Your API Gateway Should Be Doing More Than Just Routing
by Arif Ikhsanudin, Backend Developer
What most teams use their gateway for
Route /api/orders/* to the Order Service. Route /api/users/* to the User Service. Forward the request. Return the response. This is load balancing, not an API gateway. If that's all your gateway does, you've added a network hop without capturing the value that a gateway layer can provide.
The API gateway is the single entry point for all external traffic. That position in your architecture makes it the right place to enforce policies that apply to every request, regardless of which downstream service handles it. Moving those concerns into the gateway means they're enforced consistently and service teams don't re-implement them.
Authentication and authorization at the gateway
JWT validation at the gateway — verifying signature, checking expiry, validating issuer and audience — is the single-validation pattern. Downstream services receive verified identity in request headers and don't need to re-validate tokens.
Kong (a widely used open-source gateway) makes this declarative:
# Kong plugin: JWT validation on all routes
plugins:
- name: jwt
config:
secret_is_base64: false
claims_to_verify:
- exp
- nbf
key_claim_name: kid
# Public keys fetched from JWKS endpoint
jwks_uri: https://auth.internal/.well-known/jwks.json
After validation, Kong can forward verified claims as headers. Services receive X-User-Id, X-User-Roles, X-Tenant-Id without having touched the JWT. When your token format changes, you update the gateway plugin configuration — not eight individual service auth implementations.

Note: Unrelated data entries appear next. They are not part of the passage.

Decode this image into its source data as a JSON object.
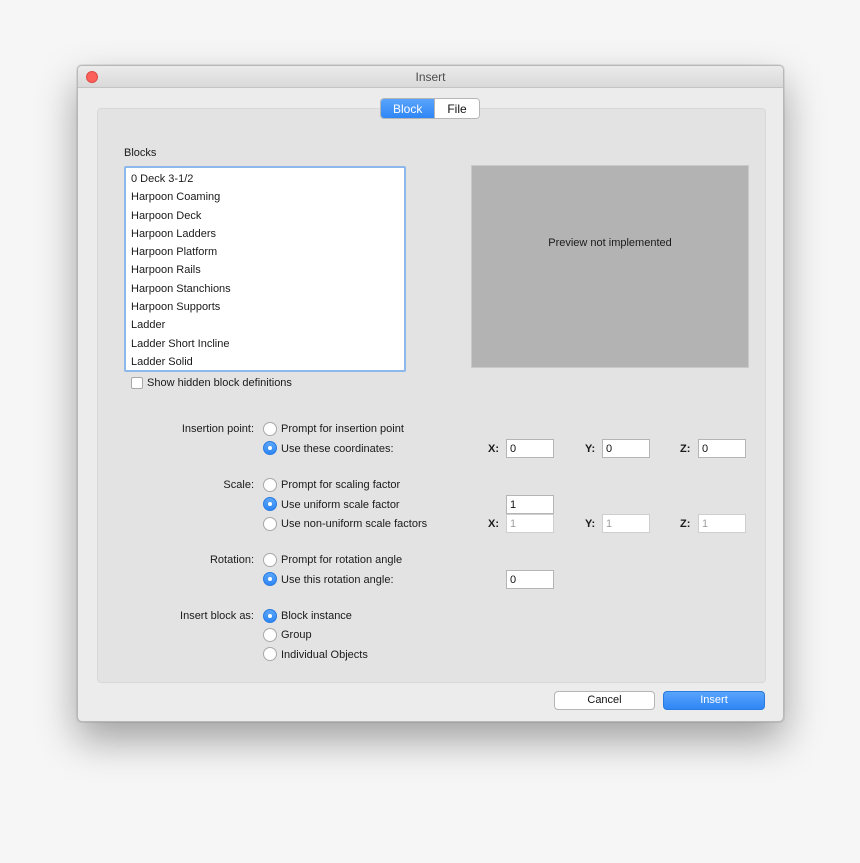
{
  "window": {
    "title": "Insert"
  },
  "tabs": [
    {
      "label": "Block",
      "active": true
    },
    {
      "label": "File",
      "active": false
    }
  ],
  "blocks": {
    "label": "Blocks",
    "items": [
      "0 Deck 3-1/2",
      "Harpoon Coaming",
      "Harpoon Deck",
      "Harpoon Ladders",
      "Harpoon Platform",
      "Harpoon Rails",
      "Harpoon Stanchions",
      "Harpoon Supports",
      "Ladder",
      "Ladder Short Incline",
      "Ladder Solid"
    ],
    "show_hidden_label": "Show hidden block definitions",
    "show_hidden_checked": false
  },
  "preview": {
    "text": "Preview not implemented"
  },
  "insertion_point": {
    "label": "Insertion point:",
    "option_prompt": "Prompt for insertion point",
    "option_coords": "Use these coordinates:",
    "x_label": "X:",
    "y_label": "Y:",
    "z_label": "Z:",
    "x": "0",
    "y": "0",
    "z": "0"
  },
  "scale": {
    "label": "Scale:",
    "option_prompt": "Prompt for scaling factor",
    "option_uniform": "Use uniform scale factor",
    "option_nonuniform": "Use non-uniform scale factors",
    "uniform_value": "1",
    "x_label": "X:",
    "y_label": "Y:",
    "z_label": "Z:",
    "x": "1",
    "y": "1",
    "z": "1"
  },
  "rotation": {
    "label": "Rotation:",
    "option_prompt": "Prompt for rotation angle",
    "option_angle": "Use this rotation angle:",
    "angle": "0"
  },
  "insert_as": {
    "label": "Insert block as:",
    "option_instance": "Block instance",
    "option_group": "Group",
    "option_objects": "Individual Objects"
  },
  "buttons": {
    "cancel": "Cancel",
    "insert": "Insert"
  },
  "colors": {
    "accent": "#2f86f6",
    "close": "#fc605b",
    "preview_bg": "#b3b3b3"
  }
}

Coarse-grained authorization (is this route accessible to unauthenticated users? does this endpoint require admin role?) also belongs at the gateway. Fine-grained authorization (can this user modify this specific order?) belongs in the service.
Rate limiting
Without rate limiting at the gateway, a single misbehaving client (or a DDoS) can exhaust your downstream services. Rate limiting in each service is wasteful — each service re-implements the same concern, and limits are applied per-service rather than per-client across your API.
Gateway-level rate limiting is applied before requests reach your services:
# Kong rate limiting: 1000 requests per hour per authenticated user
plugins:
- name: rate-limiting
config:
hour: 1000
policy: local # or redis for distributed rate limiting
limit_by: consumer # per authenticated user
error_code: 429
error_message: "Rate limit exceeded"
For authenticated APIs, rate limit by user identity. For public endpoints, rate limit by IP with more generous limits. For internal service-to-service calls that bypass the gateway, rate limiting is handled at the service mesh layer or not at all (internal services are trusted not to abuse each other).

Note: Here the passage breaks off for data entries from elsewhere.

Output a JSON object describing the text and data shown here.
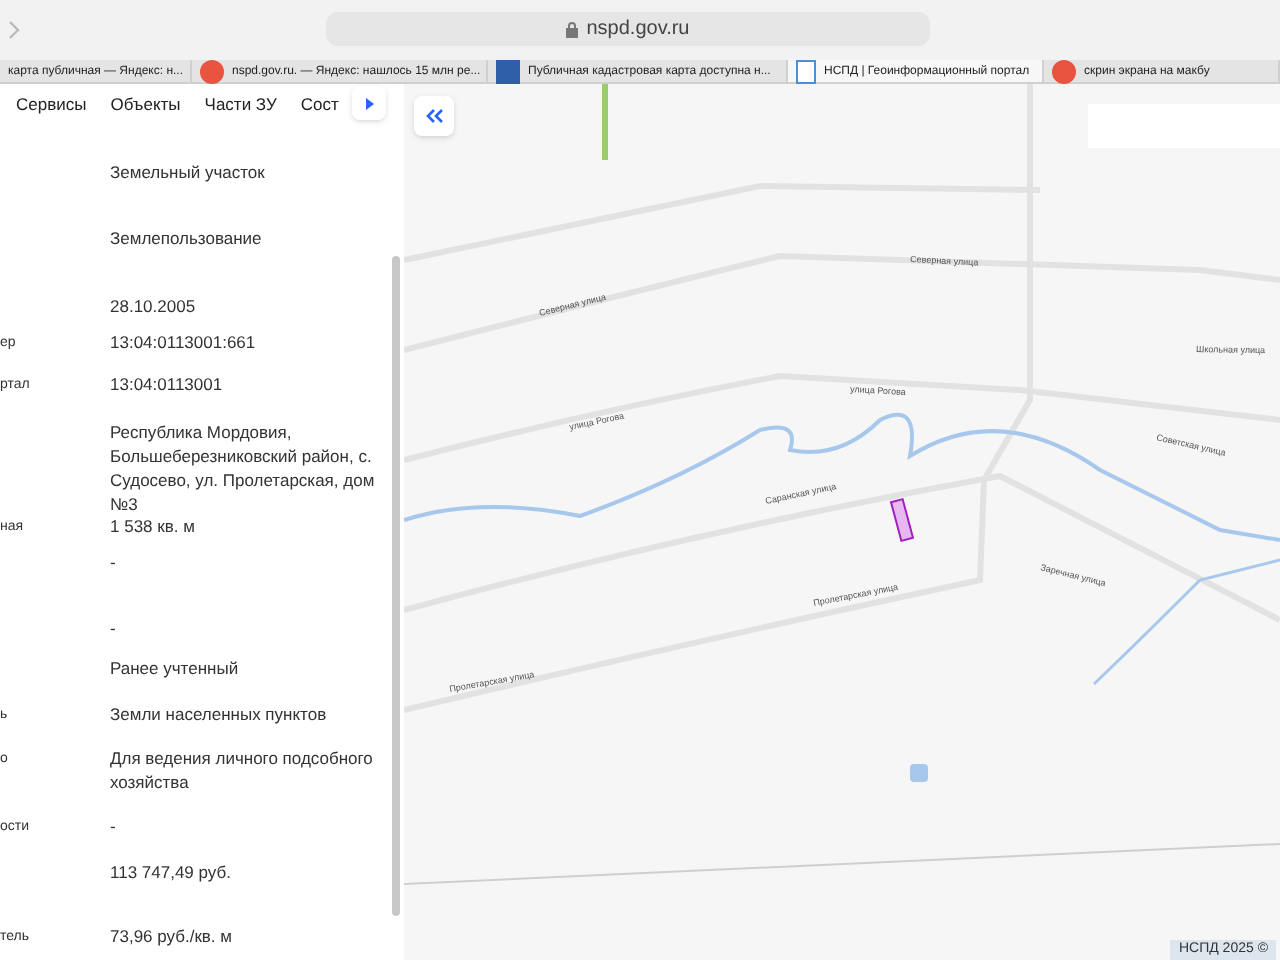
{
  "address_bar": {
    "url": "nspd.gov.ru"
  },
  "browser_tabs": [
    {
      "title": "карта публичная — Яндекс: н...",
      "selected": false
    },
    {
      "title": "nspd.gov.ru. — Яндекс: нашлось 15 млн ре...",
      "selected": false
    },
    {
      "title": "Публичная кадастровая карта доступна н...",
      "selected": false
    },
    {
      "title": "НСПД | Геоинформационный портал",
      "selected": true
    },
    {
      "title": "скрин экрана на макбу",
      "selected": false
    }
  ],
  "panel_tabs": [
    {
      "label": "Сервисы",
      "selected": false
    },
    {
      "label": "Объекты",
      "selected": false
    },
    {
      "label": "Части ЗУ",
      "selected": false
    },
    {
      "label": "Сост",
      "selected": false
    }
  ],
  "properties": [
    {
      "value": "Земельный участок"
    },
    {
      "value": "Землепользование"
    },
    {
      "value": "28.10.2005"
    },
    {
      "label": "ер",
      "value": "13:04:0113001:661"
    },
    {
      "label": "ртал",
      "value": "13:04:0113001"
    },
    {
      "value": "Республика Мордовия, Большеберезниковский район, с. Судосево, ул. Пролетарская, дом №3"
    },
    {
      "label": "ная",
      "value": "1 538 кв. м"
    },
    {
      "value": "-"
    },
    {
      "value": "-"
    },
    {
      "value": "Ранее учтенный"
    },
    {
      "label": "ь",
      "value": "Земли населенных пунктов"
    },
    {
      "label": "о",
      "value": "Для ведения личного подсобного хозяйства"
    },
    {
      "label": "ости",
      "value": "-"
    },
    {
      "value": "113 747,49 руб."
    },
    {
      "label": "тель",
      "value": "73,96 руб./кв. м"
    }
  ],
  "map": {
    "streets": [
      "Северная улица",
      "Северная улица",
      "улица Рогова",
      "улица Рогова",
      "Школьная улица",
      "Советская улица",
      "Саранская улица",
      "Пролетарская улица",
      "Пролетарская улица",
      "Заречная улица"
    ],
    "copyright": "НСПД 2025 ©"
  }
}
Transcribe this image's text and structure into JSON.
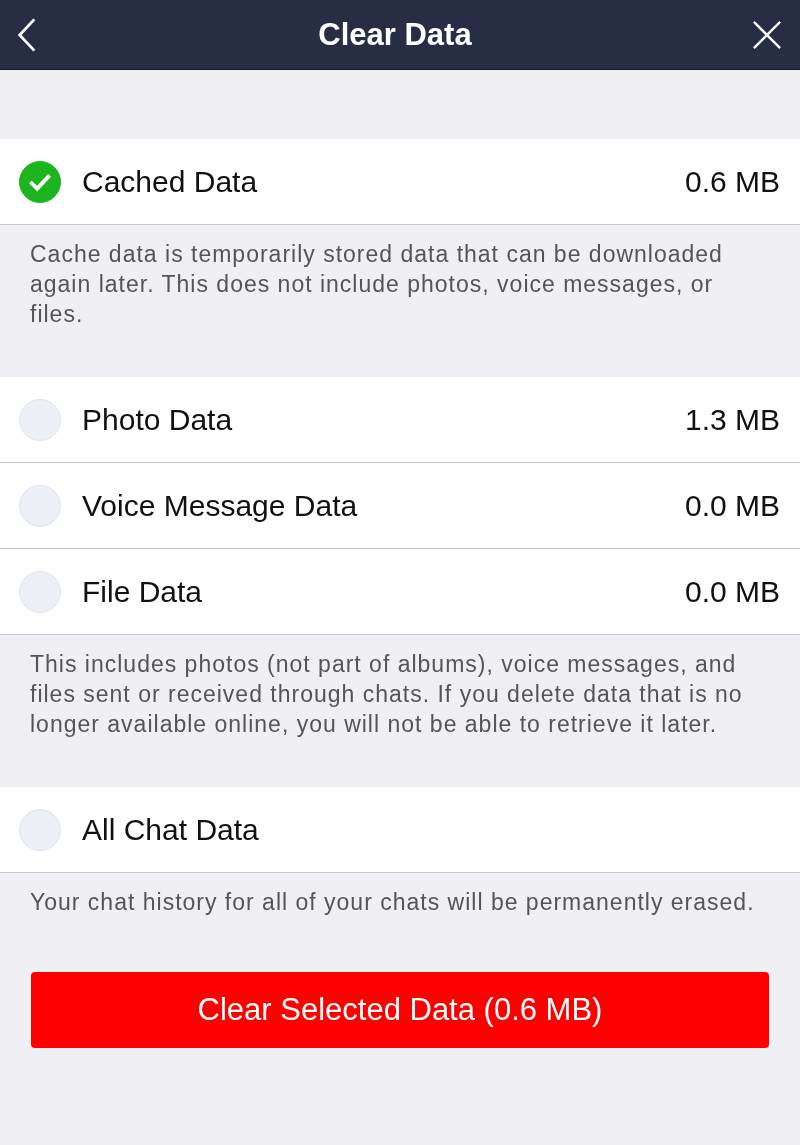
{
  "header": {
    "title": "Clear Data"
  },
  "sections": [
    {
      "items": [
        {
          "label": "Cached Data",
          "size": "0.6 MB",
          "checked": true
        }
      ],
      "note": "Cache data is temporarily stored data that can be downloaded again later. This does not include photos, voice messages, or files."
    },
    {
      "items": [
        {
          "label": "Photo Data",
          "size": "1.3 MB",
          "checked": false
        },
        {
          "label": "Voice Message Data",
          "size": "0.0 MB",
          "checked": false
        },
        {
          "label": "File Data",
          "size": "0.0 MB",
          "checked": false
        }
      ],
      "note": "This includes photos (not part of albums), voice messages, and files sent or received through chats. If you delete data that is no longer available online, you will not be able to retrieve it later."
    },
    {
      "items": [
        {
          "label": "All Chat Data",
          "checked": false
        }
      ],
      "note": "Your chat history for all of your chats will be permanently erased."
    }
  ],
  "button": {
    "label": "Clear Selected Data (0.6 MB)"
  }
}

Request and response transformation
Gateways can adapt request and response shapes without service changes. Common patterns:
Header injection: add headers downstream services need (request ID for tracing, user context, timestamp).
API versioning routing: route /v1/orders and /v2/orders to different backend service versions or versions of the same service, without exposing version implementation to clients.
Response filtering: strip internal fields from responses before they reach external clients (internal database IDs, implementation details, debugging fields that should not be in the public API).
Protocol translation: accept REST externally, translate to gRPC for internal service calls. Kong's gRPC-gateway plugin, or a custom transformer, handles this translation at the gateway layer rather than in every client.
Observability: where gateway instrumentation pays off
The gateway has visibility into every external request your system receives. That position makes it uniquely valuable for observability:
- Access logs with client identity, route, response code, latency, and response size — the baseline for API usage analysis and abuse detection
- Correlation ID injection: generate a
X-Correlation-Idheader on every incoming request if not already present, and propagate it downstream. All downstream services log with this ID. Tracing a user complaint becomes a log search rather than archaeology. - Latency histograms by route: gateway-level latency metrics show the client-perceived response time for every API endpoint, which is the number your SLA actually cares about (not internal service latency, which excludes gateway processing and network time)
# Kong Prometheus plugin: gateway-level metrics
plugins:
- name: prometheus
config:
status_code_metrics: true
latency_metrics: true
bandwidth_metrics: true
upstream_health_metrics: true
What the gateway should not do
Business logic: the gateway is infrastructure. If you find yourself writing business rules in gateway plugins (validate that this field has this value, apply this discount logic), that logic belongs in a service.
Service orchestration: the gateway should route to one upstream per request. If you're building a Backend for Frontend (BFF) pattern that aggregates multiple service calls, that belongs in a dedicated BFF service, not in gateway plugin code.
All authorization: coarse-grained role checks belong at the gateway. Whether user 123 can delete order 456 — that requires domain knowledge and belongs in the Order Service.
The gateway is most valuable when it's thin, consistent, and limited to genuinely cross-cutting concerns. When it accumulates business logic, it becomes a deployment bottleneck for concerns that belong to individual service teams.